3.6. Computational Requirements of the Proposed Approach

The proposed approach has been executed on a personal computer featuring a 64-bit 12th generation Intel i5 core processor clocked at 1.6 GHz, 16 GB of RAM, and operating on the Windows 10 platform. The execution time required for the proposed approach to complete 250 iterations with a population size of 20 ranged between 12 to 14 min.

4. Conclusions and Future Work

The evolutionary game dynamics between DERs and the MGO have been analyzed in this study, elucidating their roles as players with conflicting objectives within the microgrid ecosystem. Despite the alignment of DERs’ individual goals, they engage in competitive behaviors, influencing each other’s utility functions based on their adopted strategies. The evolutionary analysis of DERs’ strategies was conducted via four case studies executed on a modified IEEE 13-node distribution microgrid, shedding light on the resultant stable strategies in each scenario.

In non-cooperative scenarios, DERs can benefit from optimizing their individual utility functions but at the expense of degrading the microgrid’s overall power factor, subsequently diminishing the MGO’s utility. Cooperative settings marginally favored the MGO; however, the enhancement in the MGO’s individual utility was limited. Notably, the scenario where all DERs are owned by the MGO exemplified the attainment of maximum individual utility by the MGO, a common occurrence in microgrids managed by a single entity. Conversely, in deregulated settings, competition or mutual cooperation among DERs and the MGO prevails.
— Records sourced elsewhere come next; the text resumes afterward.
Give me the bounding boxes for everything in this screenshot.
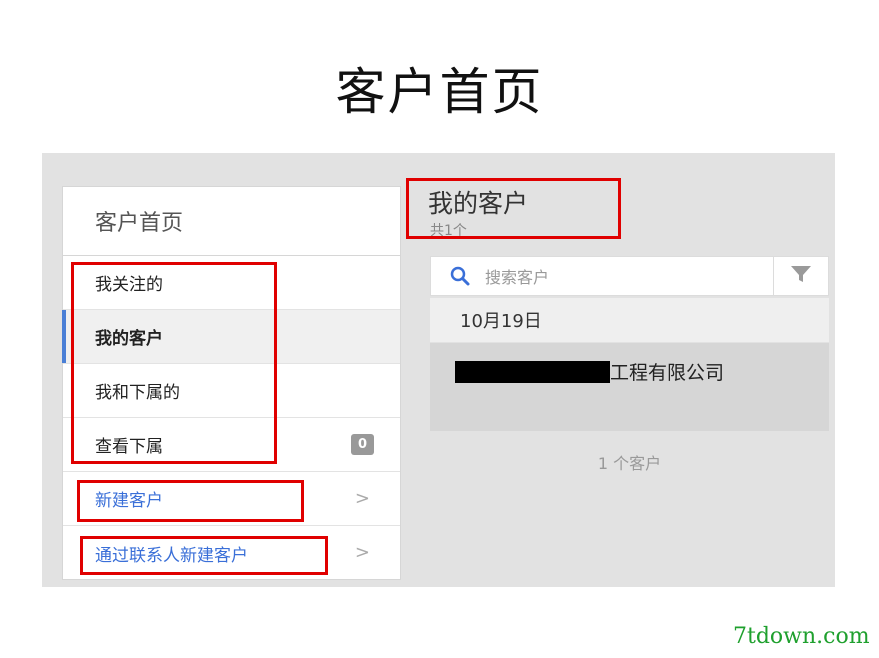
chevron-right-icon: >	[354, 542, 370, 563]
watermark: 7tdown.com	[733, 624, 870, 649]
chevron-right-icon: >	[354, 488, 370, 509]
search-input[interactable]: 搜索客户	[430, 256, 774, 296]
total-count: 1 个客户	[597, 454, 662, 473]
filter-icon	[789, 264, 813, 288]
annotation-box-nav	[71, 262, 277, 464]
date-group-header: 10月19日	[430, 298, 829, 342]
left-panel-header: 客户首页	[63, 187, 400, 256]
search-icon	[449, 265, 471, 287]
redaction-bar	[455, 361, 610, 383]
count-badge: 0	[351, 434, 374, 455]
annotation-box-new-from-contact	[80, 536, 328, 575]
annotation-box-title	[406, 178, 621, 239]
slide-title: 客户首页	[335, 63, 544, 121]
filter-button[interactable]	[773, 256, 829, 296]
annotation-box-new-customer	[77, 480, 304, 522]
customer-name: 工程有限公司	[610, 362, 725, 384]
customer-list-item[interactable]: 工程有限公司	[430, 343, 829, 431]
search-placeholder: 搜索客户	[485, 268, 550, 287]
The cooperation among DERs revealed a tradeoff: higher-capacity DERs adjusted their strategies to generate less power due to penalties in their utility functions. This underscores the complexity of tradeoffs in pursuing collective gains. These findings highlight intricate dynamics and interactions within microgrid environments, emphasizing the importance of understanding DERs’ strategic behaviors for efficient and sustainable energy management in regulated and deregulated settings.

Potential future work could involve an in-depth analysis of evolutionary game dynamics considering various types of DERs, such as PV systems, wind energy sources, batteries, and other emerging technologies. Exploring these diverse DER types could offer a comprehensive understanding of their distinct strategic behaviors and interactions within microgrids.